Findings from mammography. Thickening of the skin and Cooper’s ligaments of the right breast were observed with a high density of the mammary gland

Fig. 3
figure 3

Ultrasonography of the right breast. A Thickening of the skin was observed at the lower lateral region. An increase in the echogenic level and thickening of the entire mammary gland was also seen compared to the contralateral breast. B A hypoechoic area with indistinct boundaries was seen within the mammary gland in the upper lateral area. It was accompanied by a slightly increased echogenicity of the surrounding fatty tissue

Three months later, the skin findings were unchanged, with no erythema or obvious palpable mass, but the skin thickening remained in the right breast (Fig. 4A). Wrinkles were prominent when the right breast was pinched that were not seen in the contralateral breast (Fig. 4B, C). Ultrasonography also showed no obvious change in findings with no improvement; thus, a needle biopsy was performed on the hypoechoic area in the mammary gland. Histopathological findings are shown in Fig. 5. A high degree of IgG4-positive plasma cell infiltration was observed (200 cells/ high power field), with an IgG4/IgG rate of > 80%. Fibrosis was also prominent, although there was no specific florid fibrosis or phlebitis obliterans. No neoplastic lesions, including primary breast cancer, were observed. Considering other clinical symptoms and data, she was diagnosed with IgG4-associated mastitis.

Fig. 4
figure 4

Findings of physical examination. A Slight swelling of the right breast. B Wrinkles were prominent when the right breast was pinched that were not seen in the left breast (C)

Fig. 5
figure 5

Histological findings of the biopsy specimen of the breast. Histological findings of the biopsy specimen are shown. A Hematoxylin and eosin staining revealed a marked lymphocyte infiltration surrounding the mammary ducts. B IgG4 and C IgG staining show marked infiltration of IgG4-positive plasma cells

After obtaining the diagnosis of IgG4-related disease, the patient was started on prednisolone (PSL; 30 mg/day). After initiation, the right brachial nodule reduced in size and other nodules gradually disappeared. She has been in remission for 6 months, with 15 mg/day of PSL to date.

Discussion

According to previous reports, half of the cases of IgG4-associated mastitis were asymptomatic, i.e., mass without pain or redness, while the remainder had breast induration and mastalgia [3, 5, 6]. In the present case, the patient showed an asymptomatic breast mass with extensive skin thickening of the right breast. In general, inflammatory breast cancer should be ruled out when skin thickening is observed, however, in this case, there were no specific symptoms, e,g., diffuse erythema, edema, induration, or peau d'orange of the skin, related to inflammatory breast cancer. A core needle biopsy was performed on a hypoechoic lesion within the mammary gland, but it was not clear whether the same diagnosis would have been obtained if the thickened skin was biopsied.

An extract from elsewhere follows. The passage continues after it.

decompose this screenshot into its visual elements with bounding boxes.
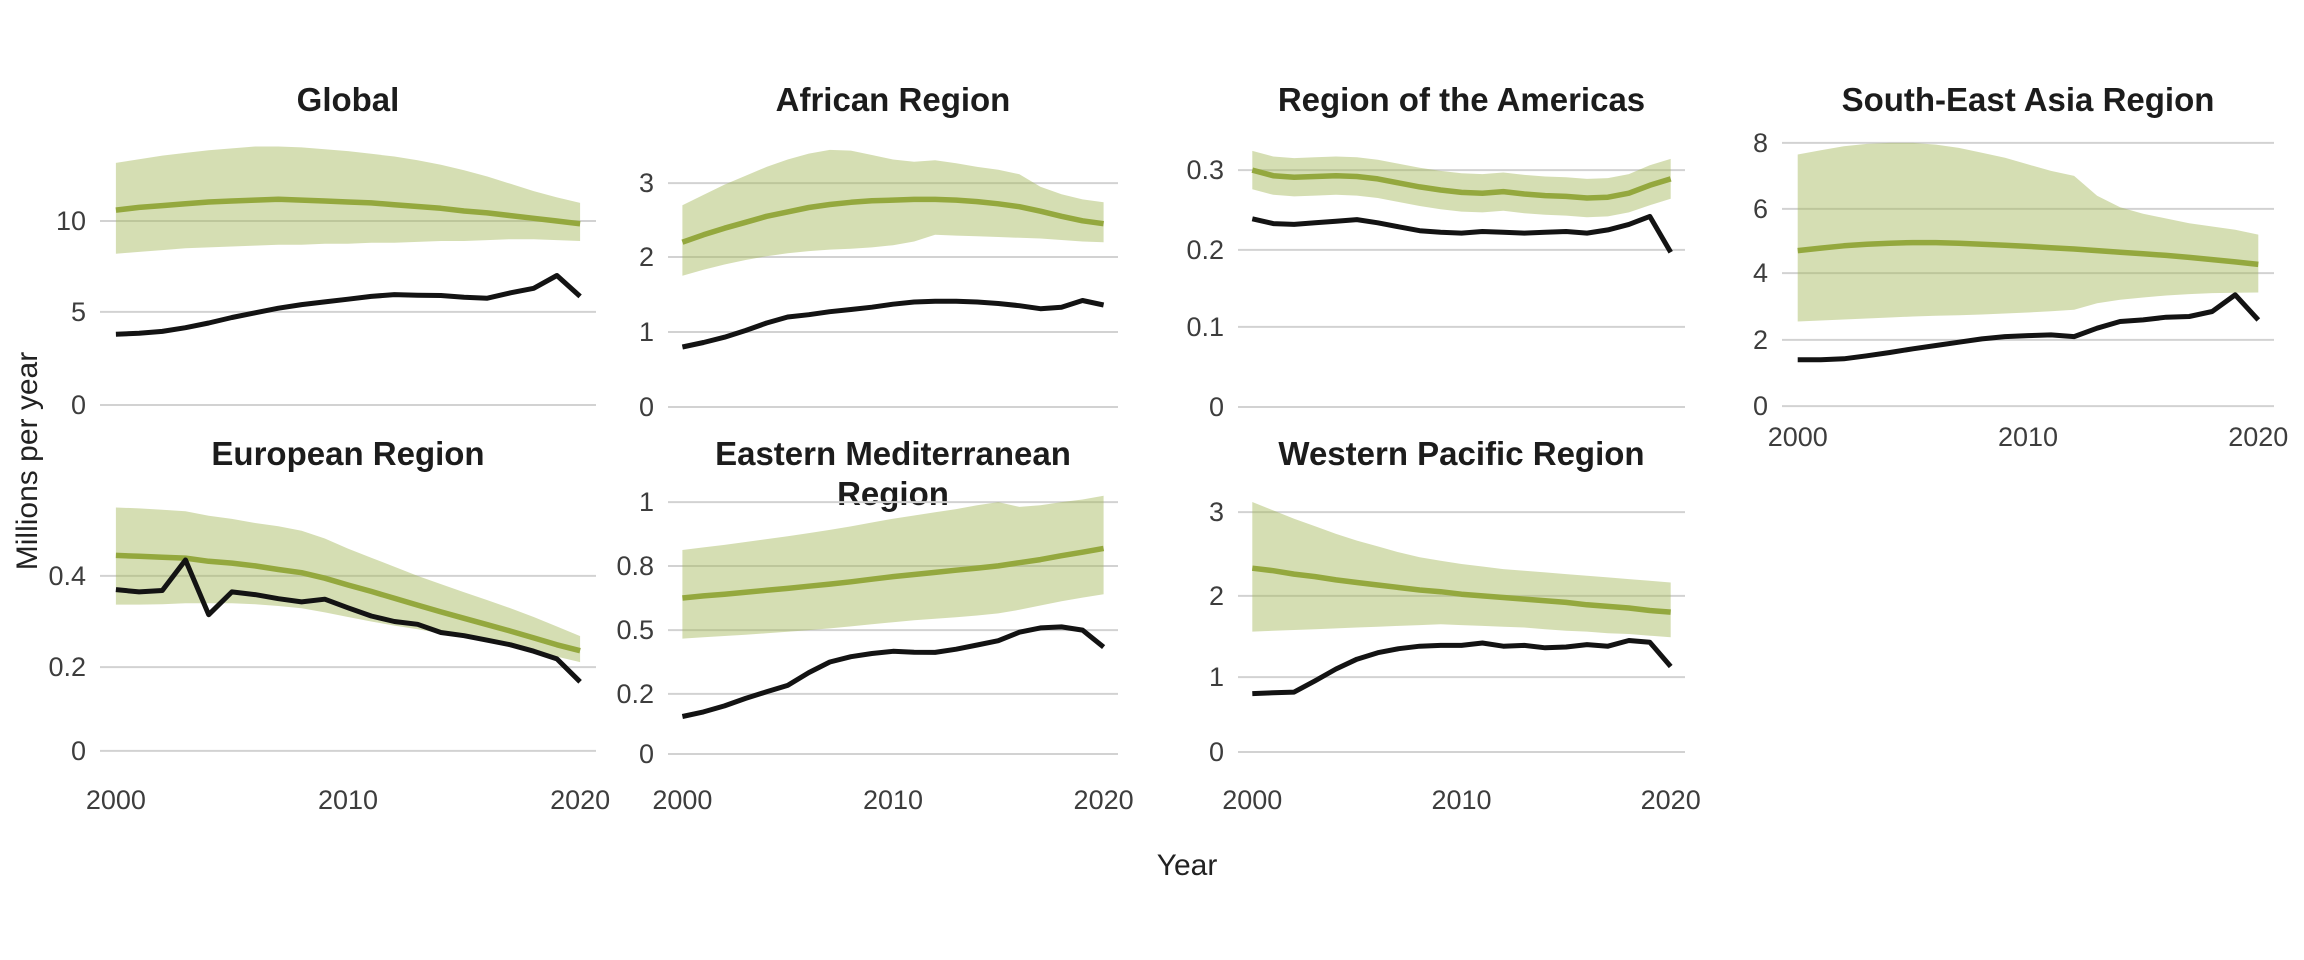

The symptoms of IgG4-associated mastitis in this case were minor, and as far as mastitis alone is concerned, treatment may not have been necessary. IgG4-associated mastitis is not thought to increase the risk of breast cancer [7, 8]. However, IgG4-related disease basically involves multiple organs, and it is unlikely that the mammary gland is affected alone. If IgG4-related mastitis is initially diagnosed, other organs such as the hepatobiliary pancreas and otolaryngeal organs should be screened.

Conclusions

We reached the diagnosis of IgG4-related disease based on a biopsy of the mammary gland allowing the patient to start treatment. This case was characterized by breast skin thickening, which is obviously different from inflammatory breast cancer. Mastitis with atypical symptoms should be carefully considered for biopsy given the possibility of this disease. We believe that the skin findings observed in this case should be noted as a finding of IgG4-related mastitis.